Der typische Einstieg
Die meisten zertifizierten Unternehmen wurden ursprünglich von ihren Industriekunden zur Zertifizierung gedrängt. Inzwischen fordern auch Kostenträger (z.B. Bundesagentur für Arbeit) oder Versicherungen (z.B. Krankenkassen) den Nachweise eines QM-Systems.

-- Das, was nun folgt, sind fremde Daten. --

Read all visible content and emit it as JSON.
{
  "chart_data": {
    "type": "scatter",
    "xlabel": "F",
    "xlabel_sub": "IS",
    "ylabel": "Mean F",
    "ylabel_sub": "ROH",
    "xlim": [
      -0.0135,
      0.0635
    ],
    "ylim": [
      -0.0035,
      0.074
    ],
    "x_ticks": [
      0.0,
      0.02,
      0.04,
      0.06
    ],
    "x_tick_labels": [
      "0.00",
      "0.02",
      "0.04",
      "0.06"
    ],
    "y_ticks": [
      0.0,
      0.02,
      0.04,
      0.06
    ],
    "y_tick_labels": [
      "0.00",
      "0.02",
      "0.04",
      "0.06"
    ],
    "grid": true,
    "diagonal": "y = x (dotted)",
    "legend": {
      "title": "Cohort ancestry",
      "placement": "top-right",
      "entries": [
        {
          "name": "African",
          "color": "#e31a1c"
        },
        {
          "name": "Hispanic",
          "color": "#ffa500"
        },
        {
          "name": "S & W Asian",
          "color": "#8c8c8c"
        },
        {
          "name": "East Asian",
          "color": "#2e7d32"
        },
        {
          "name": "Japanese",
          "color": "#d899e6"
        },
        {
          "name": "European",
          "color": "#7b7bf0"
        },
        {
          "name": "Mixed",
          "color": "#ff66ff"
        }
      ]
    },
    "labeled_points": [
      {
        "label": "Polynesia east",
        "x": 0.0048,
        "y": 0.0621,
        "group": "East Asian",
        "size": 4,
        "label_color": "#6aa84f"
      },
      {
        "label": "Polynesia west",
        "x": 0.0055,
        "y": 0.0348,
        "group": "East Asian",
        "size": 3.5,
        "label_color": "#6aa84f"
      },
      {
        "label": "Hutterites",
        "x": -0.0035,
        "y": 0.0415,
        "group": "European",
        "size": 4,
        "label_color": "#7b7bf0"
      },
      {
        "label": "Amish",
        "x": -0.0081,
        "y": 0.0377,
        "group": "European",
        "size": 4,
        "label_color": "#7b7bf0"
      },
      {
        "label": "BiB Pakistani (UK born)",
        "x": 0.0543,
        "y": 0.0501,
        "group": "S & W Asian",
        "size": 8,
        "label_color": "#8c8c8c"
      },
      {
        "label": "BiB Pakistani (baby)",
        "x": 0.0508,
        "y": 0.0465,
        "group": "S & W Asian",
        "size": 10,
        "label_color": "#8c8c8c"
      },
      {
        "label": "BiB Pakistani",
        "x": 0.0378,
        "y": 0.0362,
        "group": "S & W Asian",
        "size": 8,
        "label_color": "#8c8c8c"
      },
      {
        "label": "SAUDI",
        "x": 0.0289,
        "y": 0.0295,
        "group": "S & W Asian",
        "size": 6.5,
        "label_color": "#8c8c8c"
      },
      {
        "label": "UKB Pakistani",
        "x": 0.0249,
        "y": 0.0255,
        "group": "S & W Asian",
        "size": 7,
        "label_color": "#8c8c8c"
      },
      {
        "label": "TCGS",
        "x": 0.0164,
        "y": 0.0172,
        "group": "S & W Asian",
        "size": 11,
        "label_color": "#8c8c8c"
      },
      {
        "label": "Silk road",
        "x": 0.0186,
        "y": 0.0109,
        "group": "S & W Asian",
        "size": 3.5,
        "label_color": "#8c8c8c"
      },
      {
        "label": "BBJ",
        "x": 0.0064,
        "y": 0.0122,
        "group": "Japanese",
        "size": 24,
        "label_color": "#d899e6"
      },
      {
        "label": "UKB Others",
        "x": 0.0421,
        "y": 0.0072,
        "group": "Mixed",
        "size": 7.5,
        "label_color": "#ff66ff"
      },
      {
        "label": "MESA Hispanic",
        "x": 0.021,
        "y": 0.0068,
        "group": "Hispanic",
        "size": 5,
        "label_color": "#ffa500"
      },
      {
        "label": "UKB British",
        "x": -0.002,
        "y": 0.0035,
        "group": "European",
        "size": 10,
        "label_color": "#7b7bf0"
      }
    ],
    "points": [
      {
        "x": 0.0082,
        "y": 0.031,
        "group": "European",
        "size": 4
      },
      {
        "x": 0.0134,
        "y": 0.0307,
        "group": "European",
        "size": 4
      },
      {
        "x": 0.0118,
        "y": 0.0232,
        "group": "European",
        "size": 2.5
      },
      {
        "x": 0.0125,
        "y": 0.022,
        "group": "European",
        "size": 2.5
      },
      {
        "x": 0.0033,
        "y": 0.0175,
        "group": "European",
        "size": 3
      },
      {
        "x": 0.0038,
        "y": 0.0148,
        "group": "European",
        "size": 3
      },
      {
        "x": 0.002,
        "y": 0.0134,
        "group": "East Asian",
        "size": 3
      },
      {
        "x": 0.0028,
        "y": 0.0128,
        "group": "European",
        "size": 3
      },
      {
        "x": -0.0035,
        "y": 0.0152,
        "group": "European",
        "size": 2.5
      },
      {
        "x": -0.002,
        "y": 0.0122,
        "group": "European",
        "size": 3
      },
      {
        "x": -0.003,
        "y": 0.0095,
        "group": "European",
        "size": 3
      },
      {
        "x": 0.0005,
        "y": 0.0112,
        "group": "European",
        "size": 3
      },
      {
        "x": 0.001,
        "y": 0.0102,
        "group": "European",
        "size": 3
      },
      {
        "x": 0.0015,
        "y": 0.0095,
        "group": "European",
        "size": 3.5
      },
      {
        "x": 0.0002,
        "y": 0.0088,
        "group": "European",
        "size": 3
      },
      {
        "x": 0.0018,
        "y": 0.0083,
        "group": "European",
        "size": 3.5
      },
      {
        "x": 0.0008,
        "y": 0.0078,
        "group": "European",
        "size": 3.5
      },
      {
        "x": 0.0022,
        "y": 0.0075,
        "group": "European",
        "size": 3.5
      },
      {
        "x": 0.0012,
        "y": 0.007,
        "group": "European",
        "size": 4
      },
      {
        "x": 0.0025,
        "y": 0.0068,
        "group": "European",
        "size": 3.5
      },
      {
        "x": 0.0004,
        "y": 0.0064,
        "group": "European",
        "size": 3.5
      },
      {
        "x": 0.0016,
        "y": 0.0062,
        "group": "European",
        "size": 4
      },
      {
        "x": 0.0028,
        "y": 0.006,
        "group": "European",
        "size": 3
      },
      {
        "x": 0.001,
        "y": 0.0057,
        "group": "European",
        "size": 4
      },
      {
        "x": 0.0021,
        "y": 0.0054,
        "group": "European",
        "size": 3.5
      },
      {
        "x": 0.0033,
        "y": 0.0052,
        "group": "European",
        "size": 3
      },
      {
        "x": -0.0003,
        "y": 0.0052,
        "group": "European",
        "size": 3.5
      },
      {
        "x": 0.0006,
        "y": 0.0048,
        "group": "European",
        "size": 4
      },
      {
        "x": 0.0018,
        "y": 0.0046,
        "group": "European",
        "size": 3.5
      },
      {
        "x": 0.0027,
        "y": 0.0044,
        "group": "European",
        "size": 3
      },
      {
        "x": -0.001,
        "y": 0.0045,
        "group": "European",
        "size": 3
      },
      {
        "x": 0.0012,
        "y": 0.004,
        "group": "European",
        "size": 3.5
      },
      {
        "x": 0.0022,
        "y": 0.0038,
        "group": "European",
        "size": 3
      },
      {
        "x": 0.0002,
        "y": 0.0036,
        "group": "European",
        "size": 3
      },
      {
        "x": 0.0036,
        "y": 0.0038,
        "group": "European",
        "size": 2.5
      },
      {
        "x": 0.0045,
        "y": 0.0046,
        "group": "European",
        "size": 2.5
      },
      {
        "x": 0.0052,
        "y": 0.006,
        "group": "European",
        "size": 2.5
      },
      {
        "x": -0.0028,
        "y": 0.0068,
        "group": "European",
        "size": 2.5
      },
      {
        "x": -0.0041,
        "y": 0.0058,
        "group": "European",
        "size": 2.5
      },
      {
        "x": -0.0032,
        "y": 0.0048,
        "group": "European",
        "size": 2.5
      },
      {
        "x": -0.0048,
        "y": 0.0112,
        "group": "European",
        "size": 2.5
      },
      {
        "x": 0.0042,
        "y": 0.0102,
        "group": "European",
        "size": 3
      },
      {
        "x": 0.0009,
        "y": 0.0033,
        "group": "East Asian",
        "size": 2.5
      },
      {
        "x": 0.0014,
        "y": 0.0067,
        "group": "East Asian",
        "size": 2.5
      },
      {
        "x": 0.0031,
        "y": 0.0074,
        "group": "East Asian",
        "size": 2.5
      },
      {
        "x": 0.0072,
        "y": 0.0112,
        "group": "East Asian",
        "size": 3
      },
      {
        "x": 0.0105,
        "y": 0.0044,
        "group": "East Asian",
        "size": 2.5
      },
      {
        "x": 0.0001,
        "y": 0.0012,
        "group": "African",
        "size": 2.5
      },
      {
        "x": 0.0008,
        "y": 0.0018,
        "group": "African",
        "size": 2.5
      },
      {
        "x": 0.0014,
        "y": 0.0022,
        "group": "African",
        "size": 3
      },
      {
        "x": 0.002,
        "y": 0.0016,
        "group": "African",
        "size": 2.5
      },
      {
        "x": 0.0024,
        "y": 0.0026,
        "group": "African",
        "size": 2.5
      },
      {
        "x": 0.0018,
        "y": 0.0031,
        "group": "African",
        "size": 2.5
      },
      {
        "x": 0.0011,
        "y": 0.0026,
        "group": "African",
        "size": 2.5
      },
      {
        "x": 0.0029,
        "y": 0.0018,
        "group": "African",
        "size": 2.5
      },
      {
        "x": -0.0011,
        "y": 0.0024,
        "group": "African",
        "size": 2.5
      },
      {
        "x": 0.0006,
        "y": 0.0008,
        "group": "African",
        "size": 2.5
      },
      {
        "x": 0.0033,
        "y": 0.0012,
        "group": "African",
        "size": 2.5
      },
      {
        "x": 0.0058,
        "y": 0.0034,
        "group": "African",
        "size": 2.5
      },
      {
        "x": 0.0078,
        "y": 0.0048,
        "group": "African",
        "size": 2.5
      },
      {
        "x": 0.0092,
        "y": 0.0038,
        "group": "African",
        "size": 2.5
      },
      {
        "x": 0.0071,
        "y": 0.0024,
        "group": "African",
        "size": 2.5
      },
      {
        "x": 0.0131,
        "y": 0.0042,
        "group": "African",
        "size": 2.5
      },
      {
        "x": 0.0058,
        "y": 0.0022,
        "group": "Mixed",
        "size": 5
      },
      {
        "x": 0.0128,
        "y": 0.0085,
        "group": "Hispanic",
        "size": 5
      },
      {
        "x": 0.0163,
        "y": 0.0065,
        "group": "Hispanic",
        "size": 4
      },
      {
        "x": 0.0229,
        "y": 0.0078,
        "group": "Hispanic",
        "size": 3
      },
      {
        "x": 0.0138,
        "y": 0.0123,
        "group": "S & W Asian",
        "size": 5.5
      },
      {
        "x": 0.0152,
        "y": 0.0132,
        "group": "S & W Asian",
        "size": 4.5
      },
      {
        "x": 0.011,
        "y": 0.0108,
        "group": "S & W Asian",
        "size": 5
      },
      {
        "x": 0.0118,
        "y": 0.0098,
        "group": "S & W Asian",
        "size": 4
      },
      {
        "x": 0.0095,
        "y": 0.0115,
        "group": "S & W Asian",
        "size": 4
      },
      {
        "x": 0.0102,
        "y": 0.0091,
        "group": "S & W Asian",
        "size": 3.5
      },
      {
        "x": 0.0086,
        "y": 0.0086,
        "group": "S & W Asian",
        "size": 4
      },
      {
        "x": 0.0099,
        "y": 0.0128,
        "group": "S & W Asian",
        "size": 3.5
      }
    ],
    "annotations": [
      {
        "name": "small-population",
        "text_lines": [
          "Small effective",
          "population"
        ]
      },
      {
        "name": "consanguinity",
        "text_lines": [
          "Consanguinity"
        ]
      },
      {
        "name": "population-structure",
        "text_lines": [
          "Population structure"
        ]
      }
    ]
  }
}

Hieraus ergibt sich für Entscheider eine einfache Kosten-Nutzen-Rechnung. Was kostet uns eine Zertifizierung und sichert diese unser Geschäft? Aus Entscheider-Perspektive kann das zu folgender Grundhaltung führen: „Die ISO 9001-Zertifizierung ist ein notwendiger Kostenfaktor. Wir müssen in QMB, Beratung und Zertifizierung investieren, damit dem Kunden ein Zertifikat zugesendet werden kann.“ Mit dieser eher negativ vorbelasteten Haltung wird alles Erforderliche getan, um die „Pappe für die Wand“ zu erhalten. Die Sinnfrage wird selten gestellt. Das ISO 9001 Zertifikat scheint Sinn genug.
Der seltene Einstieg
Seit 2001 durfte ich knapp 100 Organisationen auf dem Weg zur ISO 9001 oder anderen QM-Branchenstandards begleiten. Hierunter gab es nur wenige Aufträge, bei denen die Zertifizierung als freiwillige Lernchance ohne Kundendruck gesehen wurde. Jedoch hat es stets zu einer sehr positiven Haltung bei allen Führungskräften und Mitarbeitenden geführt. Im Rahmen von QM-Workshops wurden kreative Ideen entwickelt. Vertrauen und Freiheitsgrade seitens der Führung ließen zu, dass aus Ideen konkrete Projekten umgesetzt werden.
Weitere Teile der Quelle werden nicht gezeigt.